Wow, Kim...the sculpture is amazing. And I thought I was impressed by the squid (which were the first to sell, btw)! And I must say, I have potato envy! Folks are just getting them into the soil over will be much later in the summer when we'll see them at market. We didn't plant any this year, because we hope to be in Cali again by Autumn!

spirals said...

wow... that art piece is probably the most beautiful thing i have seen.... in i dont know how many years.... stunning... mind blowingly wonderful

Mel said...

That was an amazing post. I know you talked about the sculpture when we last spoke on the phone, but you didn't tell me it had so many elements in it! I am assuming you flameworked each person intentionally for thsi project, not pulling off former people from their old perches? ;)

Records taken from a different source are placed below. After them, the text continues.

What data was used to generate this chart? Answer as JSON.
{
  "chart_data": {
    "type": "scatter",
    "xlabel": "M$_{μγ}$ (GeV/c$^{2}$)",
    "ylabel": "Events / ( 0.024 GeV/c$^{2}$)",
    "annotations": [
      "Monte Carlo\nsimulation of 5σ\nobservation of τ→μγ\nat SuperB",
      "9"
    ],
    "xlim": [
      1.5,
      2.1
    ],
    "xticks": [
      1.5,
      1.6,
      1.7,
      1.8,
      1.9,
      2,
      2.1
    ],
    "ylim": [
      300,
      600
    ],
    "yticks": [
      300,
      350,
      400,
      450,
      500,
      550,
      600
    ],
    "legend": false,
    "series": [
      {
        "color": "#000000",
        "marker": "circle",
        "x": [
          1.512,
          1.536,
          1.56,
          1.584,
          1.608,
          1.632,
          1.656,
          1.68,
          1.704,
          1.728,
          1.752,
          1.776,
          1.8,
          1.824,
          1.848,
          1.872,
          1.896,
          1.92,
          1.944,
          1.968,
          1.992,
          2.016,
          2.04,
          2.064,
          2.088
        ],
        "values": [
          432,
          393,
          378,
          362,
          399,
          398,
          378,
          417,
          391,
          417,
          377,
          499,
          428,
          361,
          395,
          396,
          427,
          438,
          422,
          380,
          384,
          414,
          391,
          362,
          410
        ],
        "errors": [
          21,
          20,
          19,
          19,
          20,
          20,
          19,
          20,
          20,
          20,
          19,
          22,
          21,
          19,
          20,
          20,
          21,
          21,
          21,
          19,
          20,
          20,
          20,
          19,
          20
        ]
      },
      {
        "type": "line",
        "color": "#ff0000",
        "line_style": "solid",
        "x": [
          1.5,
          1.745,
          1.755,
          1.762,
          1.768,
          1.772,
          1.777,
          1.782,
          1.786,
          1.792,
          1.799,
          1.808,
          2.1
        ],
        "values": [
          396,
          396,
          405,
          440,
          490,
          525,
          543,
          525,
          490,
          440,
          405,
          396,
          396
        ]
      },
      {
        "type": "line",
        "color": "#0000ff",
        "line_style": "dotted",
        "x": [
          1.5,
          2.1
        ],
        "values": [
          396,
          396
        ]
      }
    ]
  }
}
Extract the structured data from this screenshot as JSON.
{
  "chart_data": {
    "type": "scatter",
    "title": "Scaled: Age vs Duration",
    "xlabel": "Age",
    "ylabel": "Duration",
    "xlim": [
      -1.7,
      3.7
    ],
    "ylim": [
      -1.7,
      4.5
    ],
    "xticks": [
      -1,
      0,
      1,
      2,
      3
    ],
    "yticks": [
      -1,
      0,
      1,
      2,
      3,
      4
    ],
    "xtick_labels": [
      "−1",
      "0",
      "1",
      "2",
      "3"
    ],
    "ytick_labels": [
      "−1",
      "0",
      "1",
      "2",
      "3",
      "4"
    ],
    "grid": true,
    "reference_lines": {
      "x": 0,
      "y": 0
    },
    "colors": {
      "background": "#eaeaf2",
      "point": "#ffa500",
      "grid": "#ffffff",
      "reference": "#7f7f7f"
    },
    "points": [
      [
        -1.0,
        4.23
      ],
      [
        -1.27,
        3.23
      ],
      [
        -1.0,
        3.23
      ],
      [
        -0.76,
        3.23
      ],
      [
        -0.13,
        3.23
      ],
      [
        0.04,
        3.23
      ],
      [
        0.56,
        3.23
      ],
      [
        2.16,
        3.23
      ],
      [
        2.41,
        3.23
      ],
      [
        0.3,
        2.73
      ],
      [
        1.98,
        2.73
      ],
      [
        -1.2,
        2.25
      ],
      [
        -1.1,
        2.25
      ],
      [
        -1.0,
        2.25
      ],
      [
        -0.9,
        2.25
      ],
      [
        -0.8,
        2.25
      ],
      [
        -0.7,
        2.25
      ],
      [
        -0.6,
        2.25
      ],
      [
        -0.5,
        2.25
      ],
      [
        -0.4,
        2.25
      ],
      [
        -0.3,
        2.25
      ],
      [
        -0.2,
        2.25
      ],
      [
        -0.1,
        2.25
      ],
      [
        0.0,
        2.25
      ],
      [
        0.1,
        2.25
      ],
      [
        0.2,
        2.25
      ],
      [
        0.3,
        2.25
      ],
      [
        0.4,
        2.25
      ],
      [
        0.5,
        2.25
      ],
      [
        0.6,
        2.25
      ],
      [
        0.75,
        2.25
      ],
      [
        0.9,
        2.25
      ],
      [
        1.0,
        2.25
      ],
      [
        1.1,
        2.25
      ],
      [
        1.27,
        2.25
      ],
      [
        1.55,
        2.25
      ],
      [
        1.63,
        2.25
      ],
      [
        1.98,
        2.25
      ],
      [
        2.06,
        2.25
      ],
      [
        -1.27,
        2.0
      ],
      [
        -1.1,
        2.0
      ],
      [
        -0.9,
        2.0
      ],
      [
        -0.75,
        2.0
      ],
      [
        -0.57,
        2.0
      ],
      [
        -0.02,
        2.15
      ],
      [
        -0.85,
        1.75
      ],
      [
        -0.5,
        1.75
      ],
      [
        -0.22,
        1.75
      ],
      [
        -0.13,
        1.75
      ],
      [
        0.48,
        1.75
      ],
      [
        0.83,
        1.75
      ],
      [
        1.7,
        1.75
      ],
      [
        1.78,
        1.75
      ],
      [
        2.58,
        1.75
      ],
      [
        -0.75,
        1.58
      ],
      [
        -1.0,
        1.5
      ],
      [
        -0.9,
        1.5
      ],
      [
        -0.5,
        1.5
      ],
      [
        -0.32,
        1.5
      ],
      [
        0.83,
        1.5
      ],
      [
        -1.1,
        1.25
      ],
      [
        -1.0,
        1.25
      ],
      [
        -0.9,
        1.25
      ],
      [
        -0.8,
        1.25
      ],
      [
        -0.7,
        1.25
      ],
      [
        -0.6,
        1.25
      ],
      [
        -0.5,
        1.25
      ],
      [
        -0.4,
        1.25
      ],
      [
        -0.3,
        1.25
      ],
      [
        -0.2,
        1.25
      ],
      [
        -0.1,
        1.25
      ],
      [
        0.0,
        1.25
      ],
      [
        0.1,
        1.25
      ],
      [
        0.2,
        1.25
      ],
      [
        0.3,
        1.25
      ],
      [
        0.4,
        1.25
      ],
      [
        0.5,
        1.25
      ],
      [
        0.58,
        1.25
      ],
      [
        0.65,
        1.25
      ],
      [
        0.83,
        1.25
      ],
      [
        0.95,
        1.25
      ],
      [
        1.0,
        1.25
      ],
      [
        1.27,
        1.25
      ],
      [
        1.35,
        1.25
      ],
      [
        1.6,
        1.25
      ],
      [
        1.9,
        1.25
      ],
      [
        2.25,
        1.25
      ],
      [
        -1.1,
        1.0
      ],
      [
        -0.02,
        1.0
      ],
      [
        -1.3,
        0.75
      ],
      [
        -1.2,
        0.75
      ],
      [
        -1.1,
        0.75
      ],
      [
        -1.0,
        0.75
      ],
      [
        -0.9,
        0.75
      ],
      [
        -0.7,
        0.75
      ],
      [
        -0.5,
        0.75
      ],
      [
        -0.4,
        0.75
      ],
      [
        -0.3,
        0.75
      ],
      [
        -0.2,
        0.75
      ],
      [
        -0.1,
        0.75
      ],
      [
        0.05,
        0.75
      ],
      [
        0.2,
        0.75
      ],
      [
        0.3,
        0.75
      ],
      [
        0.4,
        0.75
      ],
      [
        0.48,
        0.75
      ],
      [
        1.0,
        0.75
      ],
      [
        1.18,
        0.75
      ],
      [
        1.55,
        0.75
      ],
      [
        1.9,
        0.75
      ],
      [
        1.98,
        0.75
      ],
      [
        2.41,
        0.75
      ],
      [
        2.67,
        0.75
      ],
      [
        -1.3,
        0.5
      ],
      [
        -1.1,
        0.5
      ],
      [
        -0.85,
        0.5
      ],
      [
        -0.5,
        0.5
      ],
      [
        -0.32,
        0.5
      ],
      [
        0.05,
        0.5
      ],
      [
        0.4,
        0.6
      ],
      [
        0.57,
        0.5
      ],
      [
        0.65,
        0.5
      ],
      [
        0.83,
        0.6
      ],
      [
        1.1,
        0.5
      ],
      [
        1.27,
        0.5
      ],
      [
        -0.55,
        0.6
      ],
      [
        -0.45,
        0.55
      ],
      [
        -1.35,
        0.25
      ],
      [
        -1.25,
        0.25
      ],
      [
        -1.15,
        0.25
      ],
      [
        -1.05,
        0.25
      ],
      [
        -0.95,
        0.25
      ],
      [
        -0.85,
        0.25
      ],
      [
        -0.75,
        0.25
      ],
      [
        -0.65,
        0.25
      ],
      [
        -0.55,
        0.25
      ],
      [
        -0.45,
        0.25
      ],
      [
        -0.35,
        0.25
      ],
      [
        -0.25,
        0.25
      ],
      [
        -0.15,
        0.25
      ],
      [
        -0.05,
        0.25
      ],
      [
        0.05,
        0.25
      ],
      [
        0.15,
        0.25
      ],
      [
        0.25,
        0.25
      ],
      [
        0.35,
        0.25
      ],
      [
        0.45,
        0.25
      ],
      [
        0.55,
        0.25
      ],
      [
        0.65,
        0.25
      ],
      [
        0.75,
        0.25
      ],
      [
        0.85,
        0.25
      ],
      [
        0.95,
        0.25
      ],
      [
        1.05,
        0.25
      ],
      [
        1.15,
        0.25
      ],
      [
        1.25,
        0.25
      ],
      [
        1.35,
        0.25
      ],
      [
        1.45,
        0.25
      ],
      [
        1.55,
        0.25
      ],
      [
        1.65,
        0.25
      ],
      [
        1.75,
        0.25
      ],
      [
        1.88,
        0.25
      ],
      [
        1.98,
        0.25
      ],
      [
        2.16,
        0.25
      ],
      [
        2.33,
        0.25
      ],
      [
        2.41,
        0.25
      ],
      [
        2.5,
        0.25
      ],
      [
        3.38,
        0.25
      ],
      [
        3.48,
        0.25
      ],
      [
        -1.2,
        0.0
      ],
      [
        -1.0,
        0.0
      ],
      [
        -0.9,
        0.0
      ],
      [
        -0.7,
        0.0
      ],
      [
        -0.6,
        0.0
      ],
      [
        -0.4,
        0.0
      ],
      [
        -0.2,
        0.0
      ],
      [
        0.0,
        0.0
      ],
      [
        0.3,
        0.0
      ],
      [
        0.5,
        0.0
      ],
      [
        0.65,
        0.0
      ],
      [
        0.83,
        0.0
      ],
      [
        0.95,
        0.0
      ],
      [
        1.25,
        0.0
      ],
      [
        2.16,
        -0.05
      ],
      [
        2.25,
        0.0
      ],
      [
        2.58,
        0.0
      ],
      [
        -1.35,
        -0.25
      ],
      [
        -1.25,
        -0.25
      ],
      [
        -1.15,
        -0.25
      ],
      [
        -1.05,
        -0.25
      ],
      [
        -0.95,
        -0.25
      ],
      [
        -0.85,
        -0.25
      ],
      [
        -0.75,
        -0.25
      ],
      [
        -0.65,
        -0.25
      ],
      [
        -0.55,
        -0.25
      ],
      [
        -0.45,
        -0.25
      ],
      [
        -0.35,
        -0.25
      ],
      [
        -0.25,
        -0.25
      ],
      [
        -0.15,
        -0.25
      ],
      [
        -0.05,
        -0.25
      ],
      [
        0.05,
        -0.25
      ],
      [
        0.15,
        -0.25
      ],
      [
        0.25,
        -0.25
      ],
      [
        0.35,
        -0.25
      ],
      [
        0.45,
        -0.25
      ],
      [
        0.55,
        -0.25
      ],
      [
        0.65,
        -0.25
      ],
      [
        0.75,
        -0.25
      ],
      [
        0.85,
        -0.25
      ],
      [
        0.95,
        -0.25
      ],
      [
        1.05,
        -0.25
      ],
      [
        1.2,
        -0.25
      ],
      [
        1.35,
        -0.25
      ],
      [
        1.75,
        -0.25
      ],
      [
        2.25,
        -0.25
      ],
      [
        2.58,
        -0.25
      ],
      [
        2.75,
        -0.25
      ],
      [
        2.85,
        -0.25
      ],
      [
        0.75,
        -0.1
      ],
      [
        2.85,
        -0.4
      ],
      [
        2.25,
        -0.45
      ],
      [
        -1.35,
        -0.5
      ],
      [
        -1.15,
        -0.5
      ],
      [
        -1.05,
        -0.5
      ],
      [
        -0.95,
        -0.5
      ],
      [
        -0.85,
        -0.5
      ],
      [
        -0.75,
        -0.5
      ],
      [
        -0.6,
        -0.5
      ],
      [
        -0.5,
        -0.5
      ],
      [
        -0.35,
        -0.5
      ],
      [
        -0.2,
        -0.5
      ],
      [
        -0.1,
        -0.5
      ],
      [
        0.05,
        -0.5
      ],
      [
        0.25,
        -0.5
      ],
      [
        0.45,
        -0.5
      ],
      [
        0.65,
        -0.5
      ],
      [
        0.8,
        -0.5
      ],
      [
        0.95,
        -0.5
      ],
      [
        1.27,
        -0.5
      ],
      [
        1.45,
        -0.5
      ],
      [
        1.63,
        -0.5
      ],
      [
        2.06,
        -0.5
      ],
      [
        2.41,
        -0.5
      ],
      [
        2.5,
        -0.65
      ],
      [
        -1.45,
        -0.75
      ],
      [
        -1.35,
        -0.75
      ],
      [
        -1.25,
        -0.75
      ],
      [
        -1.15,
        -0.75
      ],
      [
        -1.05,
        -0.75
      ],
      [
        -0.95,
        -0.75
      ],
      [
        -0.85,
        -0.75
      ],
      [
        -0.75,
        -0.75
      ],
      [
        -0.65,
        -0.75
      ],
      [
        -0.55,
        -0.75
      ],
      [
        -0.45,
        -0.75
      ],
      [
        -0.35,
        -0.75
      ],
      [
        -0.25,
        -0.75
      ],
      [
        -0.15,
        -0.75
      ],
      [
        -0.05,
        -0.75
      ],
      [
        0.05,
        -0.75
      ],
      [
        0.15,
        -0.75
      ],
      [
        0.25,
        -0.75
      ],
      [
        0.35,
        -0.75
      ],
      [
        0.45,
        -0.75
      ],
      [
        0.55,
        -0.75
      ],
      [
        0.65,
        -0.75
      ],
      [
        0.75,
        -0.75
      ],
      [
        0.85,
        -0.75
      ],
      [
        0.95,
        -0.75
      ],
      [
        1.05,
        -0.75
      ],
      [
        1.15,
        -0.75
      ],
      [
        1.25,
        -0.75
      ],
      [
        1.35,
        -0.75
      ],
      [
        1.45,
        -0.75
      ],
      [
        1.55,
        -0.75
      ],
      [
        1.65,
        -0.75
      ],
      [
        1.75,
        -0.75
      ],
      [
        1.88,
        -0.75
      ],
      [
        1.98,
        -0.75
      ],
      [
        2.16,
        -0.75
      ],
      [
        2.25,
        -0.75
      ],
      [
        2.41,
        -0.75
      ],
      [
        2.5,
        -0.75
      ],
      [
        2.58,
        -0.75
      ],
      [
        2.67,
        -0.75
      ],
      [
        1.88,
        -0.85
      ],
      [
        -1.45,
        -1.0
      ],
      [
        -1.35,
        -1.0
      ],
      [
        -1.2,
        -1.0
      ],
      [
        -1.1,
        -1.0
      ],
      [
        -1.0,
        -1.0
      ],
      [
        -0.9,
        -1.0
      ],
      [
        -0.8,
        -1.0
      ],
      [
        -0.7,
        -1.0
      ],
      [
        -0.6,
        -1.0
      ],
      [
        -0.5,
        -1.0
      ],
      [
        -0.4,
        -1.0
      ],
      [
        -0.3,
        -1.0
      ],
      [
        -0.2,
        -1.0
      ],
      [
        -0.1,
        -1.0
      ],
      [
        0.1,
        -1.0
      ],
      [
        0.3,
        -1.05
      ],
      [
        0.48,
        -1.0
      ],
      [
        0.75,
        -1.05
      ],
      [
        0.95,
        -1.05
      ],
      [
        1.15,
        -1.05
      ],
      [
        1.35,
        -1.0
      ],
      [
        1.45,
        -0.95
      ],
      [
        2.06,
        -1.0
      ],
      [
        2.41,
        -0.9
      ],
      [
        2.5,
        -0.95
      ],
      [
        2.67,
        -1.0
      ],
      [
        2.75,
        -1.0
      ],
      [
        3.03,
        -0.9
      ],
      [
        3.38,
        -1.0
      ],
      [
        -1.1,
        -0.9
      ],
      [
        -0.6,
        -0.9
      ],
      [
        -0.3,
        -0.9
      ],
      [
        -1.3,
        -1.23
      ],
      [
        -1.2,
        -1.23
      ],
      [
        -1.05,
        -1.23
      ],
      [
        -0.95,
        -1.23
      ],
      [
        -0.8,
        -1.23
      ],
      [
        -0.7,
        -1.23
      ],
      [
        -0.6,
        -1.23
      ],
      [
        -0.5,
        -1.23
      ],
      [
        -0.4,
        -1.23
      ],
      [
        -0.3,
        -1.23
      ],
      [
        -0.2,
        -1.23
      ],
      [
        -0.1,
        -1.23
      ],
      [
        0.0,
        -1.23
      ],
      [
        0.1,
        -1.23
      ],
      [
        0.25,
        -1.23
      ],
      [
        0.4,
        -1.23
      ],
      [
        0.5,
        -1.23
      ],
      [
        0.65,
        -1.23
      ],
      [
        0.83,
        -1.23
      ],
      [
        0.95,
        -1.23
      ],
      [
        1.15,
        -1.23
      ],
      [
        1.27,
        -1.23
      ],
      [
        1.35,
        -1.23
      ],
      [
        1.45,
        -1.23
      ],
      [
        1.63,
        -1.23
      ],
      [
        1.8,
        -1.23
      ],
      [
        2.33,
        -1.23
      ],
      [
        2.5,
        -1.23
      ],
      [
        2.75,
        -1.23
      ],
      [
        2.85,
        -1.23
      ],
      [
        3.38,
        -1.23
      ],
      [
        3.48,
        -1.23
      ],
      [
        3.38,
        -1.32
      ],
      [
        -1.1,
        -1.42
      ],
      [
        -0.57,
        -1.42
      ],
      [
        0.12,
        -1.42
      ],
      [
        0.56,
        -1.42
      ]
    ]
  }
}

Seriously, the sculpture is gorgeous!

And I loved seeing the pic of the rogue silkworm. :) Have you started eating the dead ones yet, or do they get graciously dumped in the compost bin?

And yes, I remember scales from years of playing violin when I was little. "ee-ee-ee-eee-eee-ee..." my mom said when I first started, I sounded like a moose in heat. Although, thinking back..she's from Panama. When has she ever heard a moose??